Well we did slip back slightly, but only a little to 2.2052, meaning we had got another good result to add to the ones we already had.  Over the course of the week we had increased our exchange rate against the Aussie dollar by a little over four cents.  Not as much as New Zealand, but very good nonetheless.

So it was a pretty good week all in all for the British pound – which makes two in a row.  What will happen next week?  Join us to find out.

Notable events in the world of currency


US dollar manages to do well against the Australian dollar too

From a starting point of 1.4542 at the end of Monday, the US dollar managed slight gains against the Aussie dollar too last week.

It peaked at 1.5145 on Thursday, before dropping back to close the week on 1.4778.  The US dollar is clearly still a force to be reckoned with.

Russian rouble continues to devaluate

The Russian rouble carried on its task of devaluation last week, giving it a weak performance in the currency markets.

This was to be expected, but the US dollar claimed a very low amount of 31.059 Russian roubles on Monday at closing time.  The Euro also saw similar low figures.

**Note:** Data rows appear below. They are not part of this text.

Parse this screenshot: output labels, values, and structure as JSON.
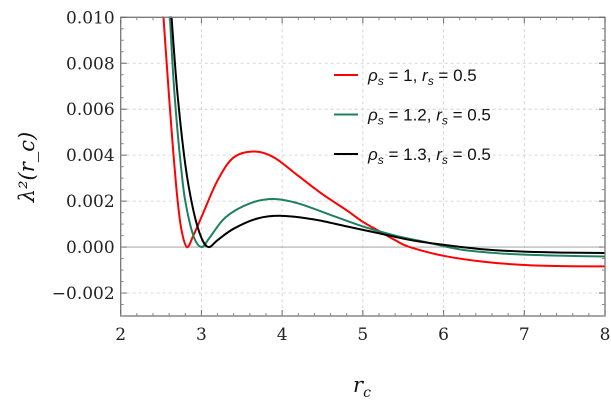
{
  "chart_data": {
    "type": "line",
    "title": "",
    "xlabel": "r_c",
    "ylabel": "λ²(r_c)",
    "xlim": [
      2,
      8
    ],
    "ylim": [
      -0.003,
      0.01
    ],
    "grid": true,
    "legend_placement": "top-right",
    "xticks": [
      "2",
      "3",
      "4",
      "5",
      "6",
      "7",
      "8"
    ],
    "xtick_values": [
      2,
      3,
      4,
      5,
      6,
      7,
      8
    ],
    "yticks": [
      "−0.002",
      "0.000",
      "0.002",
      "0.004",
      "0.006",
      "0.008",
      "0.010"
    ],
    "ytick_values": [
      -0.002,
      0,
      0.002,
      0.004,
      0.006,
      0.008,
      0.01
    ],
    "series": [
      {
        "name": "ρs = 1, rs = 0.5",
        "rho": "1",
        "rs": "0.5",
        "color": "#ff0000",
        "points": [
          [
            2.53,
            0.01
          ],
          [
            2.6,
            0.0065
          ],
          [
            2.65,
            0.0042
          ],
          [
            2.7,
            0.0022
          ],
          [
            2.75,
            0.0008
          ],
          [
            2.82,
            0.0
          ],
          [
            2.9,
            0.0005
          ],
          [
            3.0,
            0.0013
          ],
          [
            3.2,
            0.0029
          ],
          [
            3.4,
            0.0039
          ],
          [
            3.66,
            0.00416
          ],
          [
            3.9,
            0.0039
          ],
          [
            4.2,
            0.0031
          ],
          [
            4.5,
            0.0023
          ],
          [
            4.8,
            0.0016
          ],
          [
            5.0,
            0.0011
          ],
          [
            5.2,
            0.0007
          ],
          [
            5.4,
            0.0003
          ],
          [
            5.58,
            0.0
          ],
          [
            6.0,
            -0.00038
          ],
          [
            6.5,
            -0.00064
          ],
          [
            7.0,
            -0.00078
          ],
          [
            7.5,
            -0.00083
          ],
          [
            8.0,
            -0.00084
          ]
        ]
      },
      {
        "name": "ρs = 1.2, rs = 0.5",
        "rho": "1.2",
        "rs": "0.5",
        "color": "#1f7f60",
        "points": [
          [
            2.61,
            0.01
          ],
          [
            2.65,
            0.0075
          ],
          [
            2.7,
            0.0052
          ],
          [
            2.75,
            0.0034
          ],
          [
            2.8,
            0.002
          ],
          [
            2.9,
            0.0005
          ],
          [
            3.0,
            0.0
          ],
          [
            3.1,
            0.0004
          ],
          [
            3.3,
            0.0013
          ],
          [
            3.6,
            0.0019
          ],
          [
            3.89,
            0.00209
          ],
          [
            4.2,
            0.0019
          ],
          [
            4.6,
            0.0014
          ],
          [
            5.0,
            0.0009
          ],
          [
            5.4,
            0.0005
          ],
          [
            5.8,
            0.0002
          ],
          [
            6.2,
            -0.0001
          ],
          [
            6.6,
            -0.00025
          ],
          [
            7.0,
            -0.00033
          ],
          [
            7.5,
            -0.00038
          ],
          [
            8.0,
            -0.00041
          ]
        ]
      },
      {
        "name": "ρs = 1.3, rs = 0.5",
        "rho": "1.3",
        "rs": "0.5",
        "color": "#000000",
        "points": [
          [
            2.63,
            0.01
          ],
          [
            2.7,
            0.0068
          ],
          [
            2.8,
            0.0036
          ],
          [
            2.9,
            0.0016
          ],
          [
            3.0,
            0.0004
          ],
          [
            3.09,
            0.0
          ],
          [
            3.2,
            0.0003
          ],
          [
            3.4,
            0.0008
          ],
          [
            3.7,
            0.00125
          ],
          [
            4.0,
            0.00136
          ],
          [
            4.4,
            0.0012
          ],
          [
            4.8,
            0.0009
          ],
          [
            5.2,
            0.0006
          ],
          [
            5.6,
            0.0003
          ],
          [
            6.0,
            0.0001
          ],
          [
            6.5,
            -0.0001
          ],
          [
            7.0,
            -0.0002
          ],
          [
            7.5,
            -0.00024
          ],
          [
            8.0,
            -0.00026
          ]
        ]
      }
    ]
  }
}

Rate cuts causing problems in the Eurozone

The UK has done it already, and now it's the turn of the Eurozone.  Interest rate cuts are widely being taken to try and make the current situation easier to negotiate, but the Eurozone is struggling to know what cuts to make and when.

Stay tuned to see how this affects the strength of their currency…

There are plenty of brokers around who will help you with your currency needs.  But not all of them have their own blogs.

Toby Fischer is an exception though, so visit his blog at to find out the latest news about all kinds of currencies and their exchange rates.  This is a good site and his knowledge is clearly displayed for you to take advantage of.

So here we are at the end of another week.  Will we see better results for the pound again next time?  After two good weeks it would be even better to see those results improve once more, so stay tuned and come back next week to find out more.

See you then.



  1. Ouch. The pound didn’t do well this week did it? I do wonder where we will be left when the recession ends. The pound seems to be taking such a beating that I wonder whether the UK will really recover.

    I suppose it must do eventually but when the pound is worth such a small amount against other currencies it does make you wonder, doesn’t it? I know we aren’t alone in this; everyone is struggling. But I still feel a bit fragile to say the least!

    Oh well, British holidays it is for me for the foreseeable future! My money isn’t worth much anywhere else.